C’est qu’en l’état, ces divers sensibilités, courants, demeurent liés à une conception anthropologique dont l’assise pragmatiste (résultat de la praxis, l'action en grec) n’est pas questionnée. Et un aspect important du pragmatisme, surtout depuis ses ancrages analytiques américains importés en sciences du langage, c’est qu’il procède d’un matérialisme, qui croit en l’objet (Pierozak, 2018a), et donc en la disjonction objet/ sujet.

De ce point de vue, remettre du sujet, du sensible, de la subjectivité, de l’éthique, du politique ne peut suffire à neutraliser, à cœur, la violence symbolique de l’objectivation des produits linguistiques et donc in fine des sujets. Par exemple, dans l’Adieu au voyage, V. Debaene (2010) l’explicite très bien, en en faisant la cause du deuxième livre de certains anthropologues, un deuxième livre, dit « littéraire », qui vient en quelque sorte compenser cette violence symbolique scientifiquement exercée par le premier livre (qui ne serait pas possible sans « le reste » expérientiel, pris littérairement en charge).

Ainsi, pour reprendre l’anecdote supra, critiquer éthico-politiquement, comme N. Chomsky le fait, le néolibéralisme ne suffit pas à désobjectiver épistémologiquement l’homme et ses langues – tout comme (re)subjectiver les conceptions de l’homme et de ses langues ne suffit pas à dé-néolibéraliser l’univers socio-économique.

Revenir à ces conceptions anthropo-philosophiques est donc primordial et relèverait sans doute d’un travail de longue haleine, comme peut en témoigner le travail d’interface entrepris depuis maintenant plus d’une dizaine d’années, par l’équipe Dynadiv à Tours (de Robillard, 2008 à Castellotti, 2017, notamment et pour ne citer que les ouvrages parus, sans même faire état des articles, thèses et autres HDR). Une voie particulièrement explorée est celle qui emprunte aux diverses filiations (parfois conflictuelles), depuis W. Humboldt, W. Dilthey, E. Husserl, M. Heidegger, jusque J. Derrida, en passant par H. G. Gadamer, P. Ricoeur, E. Lévinas, M. Merleau-Ponty. Le terme qui la désigne le mieux est celui qui associe phénoménologie et herméneutique, ces éléments et leur mise en relation étant diversement pensés au demeurant, selon les filiations/ appropriations en jeu. Un exemple de l’exploration menée conduit ainsi à relire la notion de « créativité », envisagée dans la littérature didactique plutôt analytiquement, en lui substituant celle de « poïesis » (Huver et Lorilleux, 2018), ou de manière encore plus consistante à redéfinir la classique notion d’« appropriation » en DDdL (Castellotti, 2017).

Avant de poursuivre plus avant cette exploration, il faut souligner que toute la difficulté est d’envisager, en tant qu’idéologie, ce hiatus entre épistémologie et éthico-politique (qui se rejoue au niveau conceptuel, notamment entre « sujet »/ « objet » - « langue »). L’enjeu ce faisant est d’apercevoir, particulièrement en DDdL, l’avantage à poser l’éthique et le politique au cœur de l’épistémologique, si l’on peut formuler les choses ainsi. On en revient en particulier à ce qu’est une langue, contribuant à une plus grande diversité de la recherche[9], et en particulier à une alternative en matière d’utilitarisme/ subjectivité, dont le texte ici-même de V. Castellotti traite également.

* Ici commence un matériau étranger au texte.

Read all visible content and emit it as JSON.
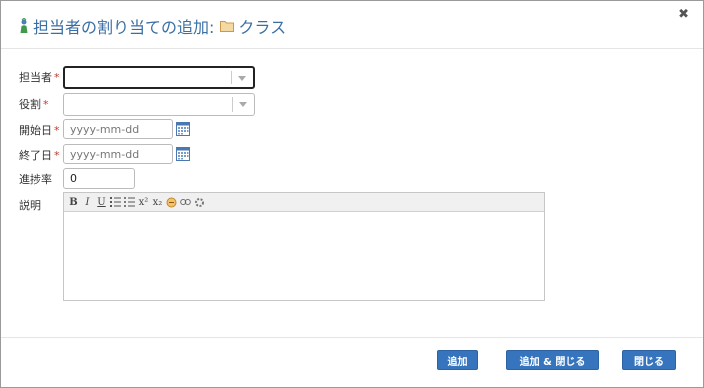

3. Pour un « hors sujet », indispensable ?

Si des démarches resubjectivantes, couplées à des conceptions désobjectivantes, ne portent pas suffisamment leurs fruits en DDdL, ou plus largement en SH, cela tient à ce que les conceptions de l’être humain, en lien avec celles du sujet, ne sont pas pleinement considérées. Il ne s’agit donc pas de faire table rase de ce qui peut se concevoir du sujet existentiellement en SH, mais de le saisir également, depuis ce qu’il en est dynamiquement, de manière existentiale, selon une approche phénoménologique et herméneutique[10].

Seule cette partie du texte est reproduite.